Scott claims it’s not just performers who have changed their concept of the form, but that audiences too, have allowed circus to develop into something more creative. “People have become more savvy to what circus can be. You used to go to a big top with lions and tigers and a ringmaster, and it was pure entertainment. Going into a show now you don’t have expectations.”
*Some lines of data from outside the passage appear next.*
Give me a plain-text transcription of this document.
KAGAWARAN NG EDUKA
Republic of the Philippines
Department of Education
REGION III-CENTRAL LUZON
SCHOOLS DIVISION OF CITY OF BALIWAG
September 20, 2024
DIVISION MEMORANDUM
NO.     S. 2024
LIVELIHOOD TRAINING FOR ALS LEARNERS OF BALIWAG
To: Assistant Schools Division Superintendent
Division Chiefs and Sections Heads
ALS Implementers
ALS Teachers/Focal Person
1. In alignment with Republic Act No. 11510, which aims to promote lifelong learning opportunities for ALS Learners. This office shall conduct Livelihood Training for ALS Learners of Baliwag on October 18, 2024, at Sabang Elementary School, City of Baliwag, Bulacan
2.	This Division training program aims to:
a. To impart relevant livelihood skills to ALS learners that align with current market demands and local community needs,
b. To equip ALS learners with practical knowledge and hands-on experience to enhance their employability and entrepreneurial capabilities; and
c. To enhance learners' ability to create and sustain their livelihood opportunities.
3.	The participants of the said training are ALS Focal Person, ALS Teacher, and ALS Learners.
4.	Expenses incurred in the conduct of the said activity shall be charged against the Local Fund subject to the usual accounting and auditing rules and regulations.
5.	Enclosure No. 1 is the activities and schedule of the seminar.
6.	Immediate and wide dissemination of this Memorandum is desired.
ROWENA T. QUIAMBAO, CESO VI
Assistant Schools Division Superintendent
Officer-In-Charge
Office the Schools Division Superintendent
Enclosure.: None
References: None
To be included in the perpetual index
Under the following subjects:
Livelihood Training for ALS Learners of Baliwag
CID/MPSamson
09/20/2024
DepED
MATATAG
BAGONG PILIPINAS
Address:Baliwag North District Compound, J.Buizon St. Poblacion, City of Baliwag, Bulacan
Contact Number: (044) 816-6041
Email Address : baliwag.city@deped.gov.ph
But it’s not only circus-dance that’s bending the boundaries. Clowns too are growing up, taking on social issues and treating them with tenderness. Last year’s heartbreaking Waiting for Stanley celebrated the role women played during WWII, using the vulnerabilities of the clown to draw on an uncertain and fraught period in history. This year, New Zealand-based Kallo Collective are using the medium of clown to explore Asperger’s Syndrome in their show Echolalia. “Clown has the potential to cut straight to an empathetic response from the audience,” says Jen McArthur, solo performer in the show. “The audience relates directly to the situation of the character. I think it’s a really useful way to tell a story about a section of our population that could do with some increased understanding.” McArthur used to worry that people who hadn’t seen the show would misunderstand it and think that she was mocking her subject. “It’s a widely held notion—and fairly true—that a clown who makes fun of themselves is an idiot. But there’s another side to a clown; through their failings, we relate to them through the heart and genuinely feel something for the character.”
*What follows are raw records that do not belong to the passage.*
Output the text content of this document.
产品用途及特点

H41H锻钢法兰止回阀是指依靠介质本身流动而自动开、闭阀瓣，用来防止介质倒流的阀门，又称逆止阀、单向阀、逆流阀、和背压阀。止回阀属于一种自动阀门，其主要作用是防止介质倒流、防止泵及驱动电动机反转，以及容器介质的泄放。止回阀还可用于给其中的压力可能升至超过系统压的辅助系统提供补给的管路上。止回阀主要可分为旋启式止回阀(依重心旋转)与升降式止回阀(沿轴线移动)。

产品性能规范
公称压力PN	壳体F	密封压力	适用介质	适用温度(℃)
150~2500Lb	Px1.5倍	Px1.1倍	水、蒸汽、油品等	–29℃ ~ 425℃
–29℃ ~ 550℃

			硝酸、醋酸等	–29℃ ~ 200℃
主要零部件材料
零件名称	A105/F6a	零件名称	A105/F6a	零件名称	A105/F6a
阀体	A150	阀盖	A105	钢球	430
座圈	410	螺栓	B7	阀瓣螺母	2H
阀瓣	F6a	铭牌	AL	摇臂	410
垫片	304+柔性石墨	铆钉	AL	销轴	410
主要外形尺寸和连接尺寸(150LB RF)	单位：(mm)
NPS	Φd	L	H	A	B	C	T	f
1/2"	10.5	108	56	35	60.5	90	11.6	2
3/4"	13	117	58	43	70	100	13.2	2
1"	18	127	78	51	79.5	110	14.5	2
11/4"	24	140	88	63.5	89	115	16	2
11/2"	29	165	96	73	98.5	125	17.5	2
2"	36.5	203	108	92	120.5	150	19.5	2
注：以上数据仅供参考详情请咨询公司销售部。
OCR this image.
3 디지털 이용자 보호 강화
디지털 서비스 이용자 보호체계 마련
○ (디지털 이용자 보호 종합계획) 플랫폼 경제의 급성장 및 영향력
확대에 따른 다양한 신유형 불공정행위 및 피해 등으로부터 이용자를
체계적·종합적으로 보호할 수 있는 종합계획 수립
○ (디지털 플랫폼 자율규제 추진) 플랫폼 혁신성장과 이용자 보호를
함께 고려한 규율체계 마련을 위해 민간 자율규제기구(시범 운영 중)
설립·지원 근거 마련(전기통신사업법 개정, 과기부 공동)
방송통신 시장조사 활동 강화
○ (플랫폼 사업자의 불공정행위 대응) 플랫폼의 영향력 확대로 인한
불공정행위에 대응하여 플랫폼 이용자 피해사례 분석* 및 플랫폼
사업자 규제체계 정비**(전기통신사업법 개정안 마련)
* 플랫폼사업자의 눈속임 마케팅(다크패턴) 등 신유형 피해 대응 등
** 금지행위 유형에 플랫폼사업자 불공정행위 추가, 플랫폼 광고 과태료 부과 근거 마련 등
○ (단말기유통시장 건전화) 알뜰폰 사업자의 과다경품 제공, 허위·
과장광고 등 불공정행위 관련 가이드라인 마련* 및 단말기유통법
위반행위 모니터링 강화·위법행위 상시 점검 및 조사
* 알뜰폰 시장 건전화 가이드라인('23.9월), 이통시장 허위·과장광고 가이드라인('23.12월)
Not to be left behind, circus storytellers are also getting in on the act, with Cambridge University’s Strung Up telling The Franklin’s Tale through aerial acrobatics, and Theatre Re re-locating the Cain and Abel story inside a circus in The Little Soldiers. But does this move towards the realms of theatre and dance spell an end to travelling big tops? Not according to Tom Rack.

“I think circus has the capacity to be accessible and work on so many levels. My worry about some of the smaller intellectual approaches is that they’re great shows by fantastic people, but they’re not always really circus and they’re not always really accessible. I think it’s an emerging strand of the circus spectrum and I wish it all the success, but I hope that it doesn’t take over all the other strands.” For Rack, the magic and the ethos of circus still goes far beyond what the audience sees. “As a company we put the tent up and take the tent down, drive overnight. There is a real equality amongst the whole company, and a spirit and an energy and a bond that is about living that lifestyle. There’s an indefinable magic of circus that people get caught up in.”